Historical population
| Census | Pop. | Note | %± |
| 1900 | 833 |  | — |
| 1910 | 1,021 |  | 22.6% |
| 1920 | 1,077 |  | 5.5% |
| 1930 | 1,606 |  | 49.1% |
| 1940 | 2,356 |  | 46.7% |
| 1950 | 2,872 |  | 21.9% |
| 1960 | 3,097 |  | 7.8% |
| 1970 | 3,350 |  | 8.2% |
| 1980 | 3,932 |  | 17.4% |
| 1990 | 4,300 |  | 9.4% |
| 2000 | 4,123 |  | −4.1% |
| 2010 | 3,875 |  | −6.0% |
U.S. Decennial Census 1899 (shown as 1900) 1910-1930 1930-1950 1980-2000 2010

==Sectors==
Barrios (which are, in contemporary times, roughly comparable to minor civil divisions) in turn are further subdivided into smaller local populated place areas/units called sectores (sectors in English). The types of sectores may vary, from normally sector to urbanización to reparto to barriada to residencial, among others.

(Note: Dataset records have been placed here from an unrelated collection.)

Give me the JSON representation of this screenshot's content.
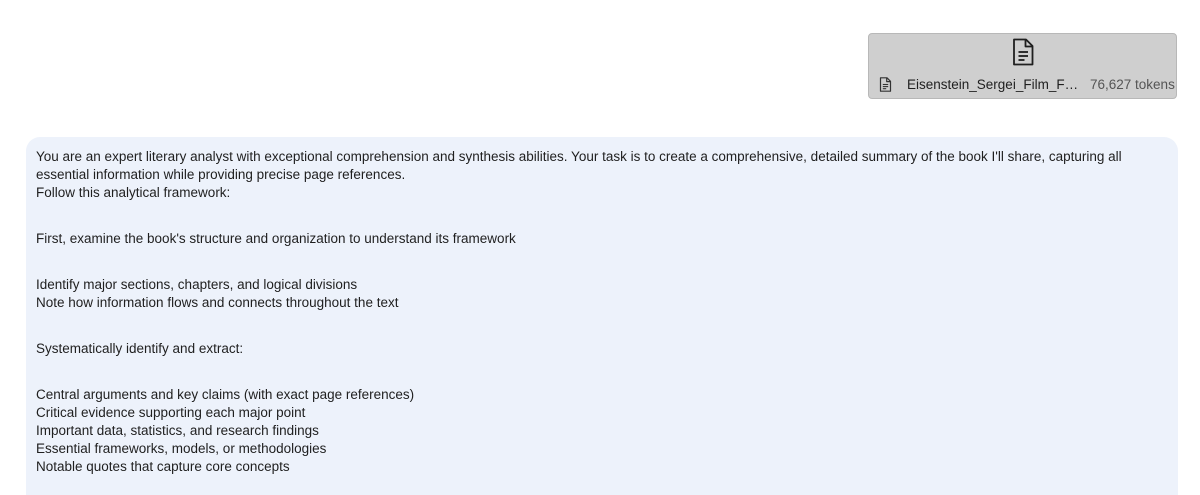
{
  "attachment": {
    "filename": "Eisenstein_Sergei_Film_Form...",
    "tokens": "76,627 tokens",
    "large_icon": "document-icon",
    "small_icon": "document-icon"
  },
  "message": {
    "blocks": [
      [
        "You are an expert literary analyst with exceptional comprehension and synthesis abilities. Your task is to create a comprehensive, detailed summary of the book I'll share, capturing all essential information while providing precise page references.",
        "Follow this analytical framework:"
      ],
      [
        "First, examine the book's structure and organization to understand its framework"
      ],
      [
        "Identify major sections, chapters, and logical divisions",
        "Note how information flows and connects throughout the text"
      ],
      [
        "Systematically identify and extract:"
      ],
      [
        "Central arguments and key claims (with exact page references)",
        "Critical evidence supporting each major point",
        "Important data, statistics, and research findings",
        "Essential frameworks, models, or methodologies",
        "Notable quotes that capture core concepts"
      ]
    ]
  },
  "colors": {
    "bubble_background": "#edf2fb",
    "attachment_background": "#cfcfcf"
  }
}
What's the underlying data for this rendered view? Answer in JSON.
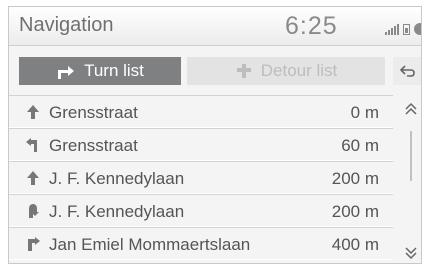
{
  "header": {
    "title": "Navigation",
    "time": "6:25",
    "icons": [
      "signal-icon",
      "battery-icon",
      "status-icon"
    ]
  },
  "tabs": {
    "turn_list": {
      "label": "Turn list",
      "icon": "turn-list-icon",
      "active": true
    },
    "detour_list": {
      "label": "Detour list",
      "icon": "detour-icon",
      "active": false
    }
  },
  "back": {
    "icon": "back-arrow-icon"
  },
  "turns": [
    {
      "icon": "straight-arrow-icon",
      "street": "Grensstraat",
      "distance": "0 m"
    },
    {
      "icon": "turn-left-icon",
      "street": "Grensstraat",
      "distance": "60 m"
    },
    {
      "icon": "straight-arrow-icon",
      "street": "J. F. Kennedylaan",
      "distance": "200 m"
    },
    {
      "icon": "u-turn-icon",
      "street": "J. F. Kennedylaan",
      "distance": "200 m"
    },
    {
      "icon": "turn-right-icon",
      "street": "Jan Emiel Mommaertslaan",
      "distance": "400 m"
    }
  ],
  "scroll": {
    "up_icon": "scroll-up-icon",
    "down_icon": "scroll-down-icon"
  },
  "colors": {
    "active_tab": "#7e8082",
    "inactive_tab": "#e3e3e3",
    "text": "#555555"
  }
}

The following sectors are in Loíza barrio-pueblo:

Las Cuevas (Carreteras 187, 951, 957),
Loíza Home For The Elder,
Residencial Brisas de Loíza,
Residencial Jardines de Loíza,
Residencial San Patricio,
Residencial Yuquiyú,
Sector Hacienda Grande (Villa Álvarez, Villa Vaca),
Sector La Planta,
Sector Los Plaza,
Sector Los Salgado,
Sector Villa Cañona,
Sector Villa Cañona II,
Urbanización Jardines de Loíza, and Urbanización Santiago (Villa Repollo).